Fort de ce constat et conscient de l’importance capitale de la réhabilitation en Haïti, Rehab Pro Haiti a traversé une conférence de presse de sensibilisation qui attire l’attention du grand public et fait le point sur la situation.
Selon les données, 60% des personnes ayant survécu à un AVC gardent des séquelles (déficit moteur, troubles du langage, troubles cognitifs, pour ne parler que de ceux-là).

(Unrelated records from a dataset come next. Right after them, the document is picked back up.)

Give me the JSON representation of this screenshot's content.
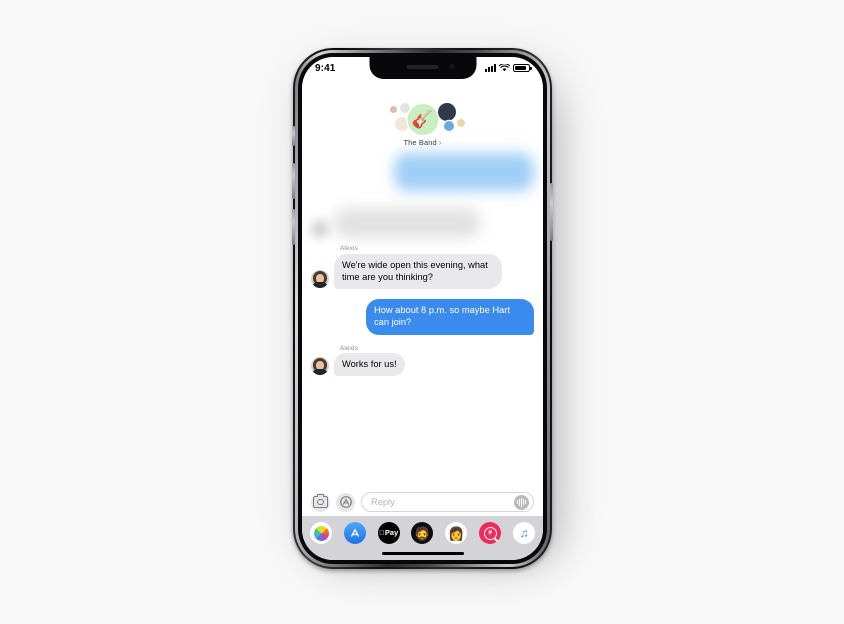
{
  "app": {
    "name": "Messages",
    "platform": "iPhone X"
  },
  "status_bar": {
    "time": "9:41",
    "signal_icon": "cellular-signal-icon",
    "wifi_icon": "wifi-icon",
    "battery_icon": "battery-icon"
  },
  "group_header": {
    "name": "The Band",
    "chevron": "›",
    "main_avatar_emoji": "🎸",
    "main_avatar_bg": "#c9eec2",
    "members": [
      {
        "name": "member-avatar-1",
        "emoji": "👤"
      },
      {
        "name": "member-avatar-2",
        "emoji": "👤"
      },
      {
        "name": "member-avatar-3",
        "emoji": "👩"
      },
      {
        "name": "member-avatar-4",
        "emoji": "👨"
      },
      {
        "name": "member-avatar-5",
        "emoji": "👤"
      },
      {
        "name": "member-avatar-6",
        "emoji": "👤"
      }
    ]
  },
  "conversation": {
    "obscured_note": "earlier messages blurred",
    "messages": [
      {
        "id": "msg-1",
        "direction": "incoming",
        "sender": "Alexis",
        "text": "We're wide open this evening, what time are you thinking?",
        "show_sender": true,
        "show_avatar": true
      },
      {
        "id": "msg-2",
        "direction": "outgoing",
        "sender": "",
        "text": "How about 8 p.m. so maybe Hart can join?",
        "show_sender": false,
        "show_avatar": false
      },
      {
        "id": "msg-3",
        "direction": "incoming",
        "sender": "Alexis",
        "text": "Works for us!",
        "show_sender": true,
        "show_avatar": true
      }
    ]
  },
  "input_bar": {
    "camera_icon": "camera-icon",
    "appstore_icon": "app-store-icon",
    "placeholder": "Reply",
    "value": "",
    "audio_icon": "audio-waveform-icon"
  },
  "app_drawer": {
    "apps": [
      {
        "id": "photos",
        "label": "Photos",
        "icon": "photos-icon"
      },
      {
        "id": "appstore",
        "label": "App Store",
        "icon": "app-store-icon",
        "glyph": "A"
      },
      {
        "id": "applepay",
        "label": "Apple Pay",
        "icon": "apple-pay-icon",
        "glyph": "Pay",
        "mark": ""
      },
      {
        "id": "memoji1",
        "label": "Memoji",
        "icon": "memoji-icon",
        "glyph": "🧔"
      },
      {
        "id": "memoji2",
        "label": "Stickers",
        "icon": "sticker-icon",
        "glyph": "👩"
      },
      {
        "id": "images",
        "label": "#images",
        "icon": "images-search-icon"
      },
      {
        "id": "music",
        "label": "Music",
        "icon": "music-icon",
        "glyph": "♫"
      }
    ]
  },
  "colors": {
    "imessage_blue": "#3b8aed",
    "bubble_gray": "#e9e9eb",
    "drawer_gray": "#d4d4d8",
    "sender_label": "#8a8a8e",
    "page_background": "#f8f8f8"
  }
}
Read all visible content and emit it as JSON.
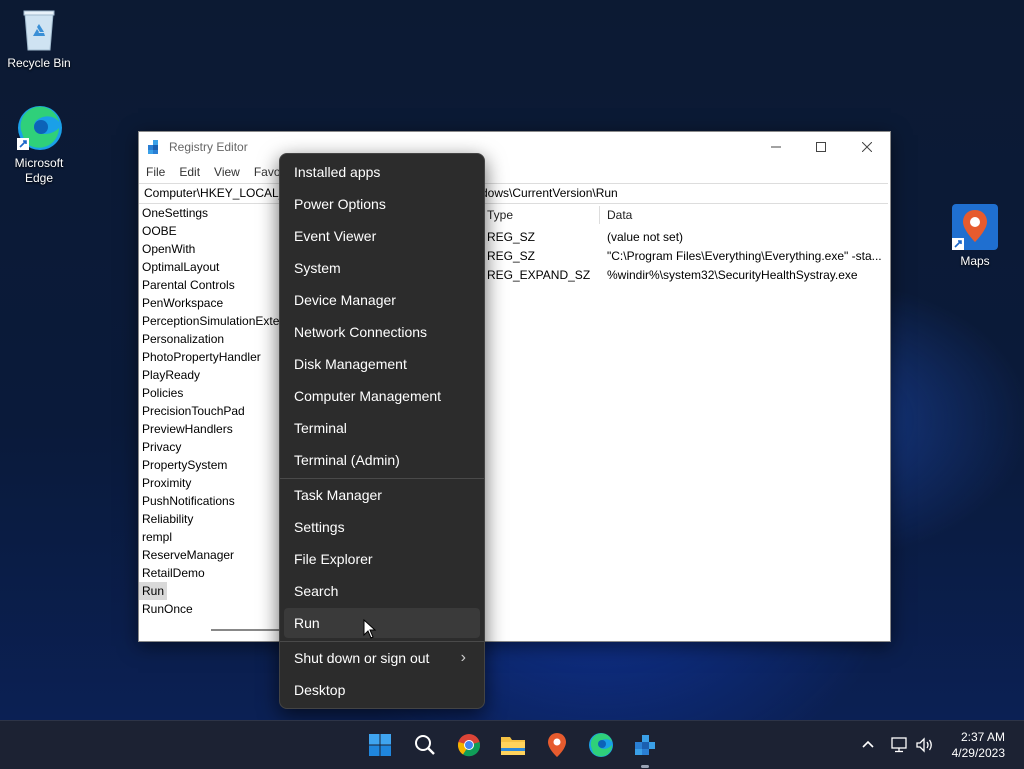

Toutefois, un bon accompagnement avec des techniciens et professionnels permet de réinsérer le sujet dans son environnement en situation réelle de vie, a fait savoir le physiothérapeute, Olex Augustin.
Cependant, il préconise, dans sa prise de parole, que l’évolution du patient soit liée à la gravité de l’AVC et aux séquelles limitant les activités, en particulier la mobilité.
Par ailleurs, il a insisté aussi sur le soutien familial qui doit jouer sur les troubles cognitifs et la dépression qui joue un rôle délétère. « Le soutien des proches est primordial pour une meilleure participation sociale, mais il peut conduire à un épuisement ; la dépendance du patient peut être vécue comme un fardeau. »
Plus loin, l’orthoprothésiste Frantzso a élaboré sur l’objectif de la rééducation et de la réadaptation, qui est de permettre aux patients post-AVC de retrouver leur vie d’avant.
Enfin, les responsables réaffirment leur détermination à accompagner les gens victimes d’un AVC en vue de les aider à retrouver le goût de la vie.